Zunächst gelangt man in den Wintergarten der Glyptothek, mit sehr schönen Palmen und einer ansehnlichen Kuppel sowie vereinzelten Skulpturen.

Im nächsten Raum fanden sich eine Menge hauptsächlich griechischer Skulpturen, darunter auch zwei, die in ihrer ursprünglichen Farbenpracht wiederhergestellt worden sind.

Von dort ging es ins alte Ägypten. Eie Auswahl der sehr vielen Ausstellungsstücke folgt sogleich:

Nach den Ägyptern ging es weiter in einen wie ein Tempel gestalteten Raum, in dem viele Statuen, die meisten allerdings ohne Beschriftung, stehen.

Gleich um die Ecke hing ein etruskisches Gemälde. Ich bin mir nicht ganz sicher, aber ich glaube, davon gibt es nicht viele.

20150301_125633
Leider war die Bildbeschreibung spärlich (etruskische Malerei). Da ich der etruskischen Schrift nicht mächtig bin, das ganze aber dem Griechischen ähnlich ist, komme ich bei der Figur rechts auf “Phedsu”. Ein Recherche ergab, dass es sich vermutlich um Phersu handelt, über den nicht sehr viel bekannt ist. Zudem scheint es sich bei dem Bildnis um eine Kopie des Originals in der Nekropole von Monterozzi zu handeln.

Es fanden sich darüber hinaus noch einige schöne Statuen, von denen ich hier eine Auswahl zeige. Auch einzelne Köpfe von bekannten Griechen standen in Mengen herum, sind aber weniger besonders hübsch als von Interesse für Susanne, falls sie mal wieder ein Bild für den Unterricht braucht. Daher tauchen sie hier nicht auf.

Wem das noch nicht genug ist, der mag mich in die zweite Etage begleiten, in der ich allerdings nur recht wenig photographiert habe, da es meist Gemälde waren, die mich nicht besonders interessierte (kein mythologischer Inhalt und nicht aus anderen Gründen umwerfend)

 

Wenn man im Internet nach der Glyptotek sucht, findet man noch einiges mehr an Bildern. Auch ich habe nicht alle – man glaubt es kaum – Photos hier hochgeladen.
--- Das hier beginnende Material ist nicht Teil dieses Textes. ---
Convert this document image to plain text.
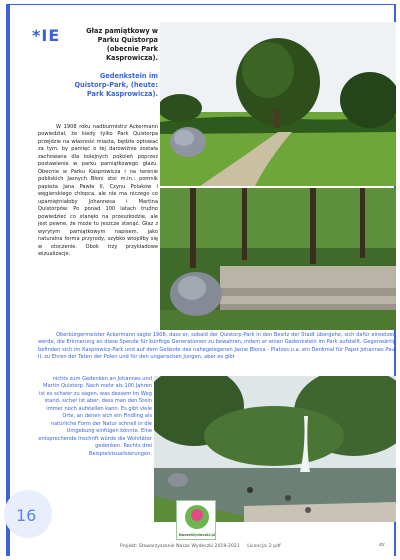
*IE	Głaz pamiątkowy w Parku Quistorpa (obecnie Park Kasprowicza).
Gedenkstein im Quistorp-Park, (heute: Park Kasprowicza).

W 1908 roku nadburmistrz Ackermann powiedział, że kiedy tylko Park Quistorpa przejdzie na własność miasta, będzie optować za tym, by pamięć o tej darowiźnie została zachowana dla kolejnych pokoleń poprzez postawienie w parku pamiątkowego głazu. Obecnie w Parku Kasprowicza i na terenie pobliskich Jasnych Błoni stoi m.in.: pomnik papieża Jana Pawła II, Czynu Polaków i węgierskiego chłopca, ale nie ma niczego co upamiętniałoby Johannesa i Martina Quistorpów. Po ponad 100 latach trudno powiedzieć co stanęło na przeszkodzie, ale jest pewne, że może tu jeszcze stanąć. Głaz z wyrytym pamiątkowym napisem, jako naturalna forma przyrody, szybko wtopiłby się w otoczenie. Obok trzy przykładowe wizualizacje.

Oberbürgermeister Ackermann sagte 1908, dass er, sobald der Quistorp-Park in den Besitz der Stadt übergehe, sich dafür einsetzen werde, die Erinnerung an diese Spende für künftige Generationen zu bewahren, indem er einen Gedenkstein im Park aufstellt. Gegenwärtig befinden sich im Kasprowicz-Park und auf dem Gelände des nahegelegenen Jasne Błonia - Platzes u.a. ein Denkmal für Papst Johannes Paul II, zu Ehren der Taten der Polen und für den ungarischen Jungen, aber es gibt
nichts zum Gedenken an Johannes und Martin Quistorp. Nach mehr als 100 Jahren ist es schwer zu sagen, was dessem im Weg stand, sicher ist aber, dass man den Stein immer noch aufstellen kann. Es gibt viele Orte, an denen sich ein Findling als natürliche Form der Natur schnell in die Umgebung einfügen könnte. Eine entsprechende Inschrift würde die Wohltäter gedenken. Rechts drei Beispielvisualisierungen.
16
NaszeWydeczki.pl
Projekt: Stowarzyszenie Nasze Wydeczki 2019-2021 Licencja: 2 pdf	str.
Manche bereichen waren wegen Renovierung geschlossen, so dass wir uns die Nasothek (ja, da gibt es eine Sammlung von Nasen, sozusagen das Gegenstück zu den sonstigen Sammlungen antiker Skulpturen, denen ja die Nasen oft fehlen).

Nach dem Besuch der Glyptothek waren wir im Fisketorvet essen. Dort entdeckten wir dann noch dieses Kunstwerk.

Sodele, das war’s für dieses Wochenende. Ich hoffe, ihr verzeiht mir die vielen Bilder von alten Köpfen und nackten Menschen.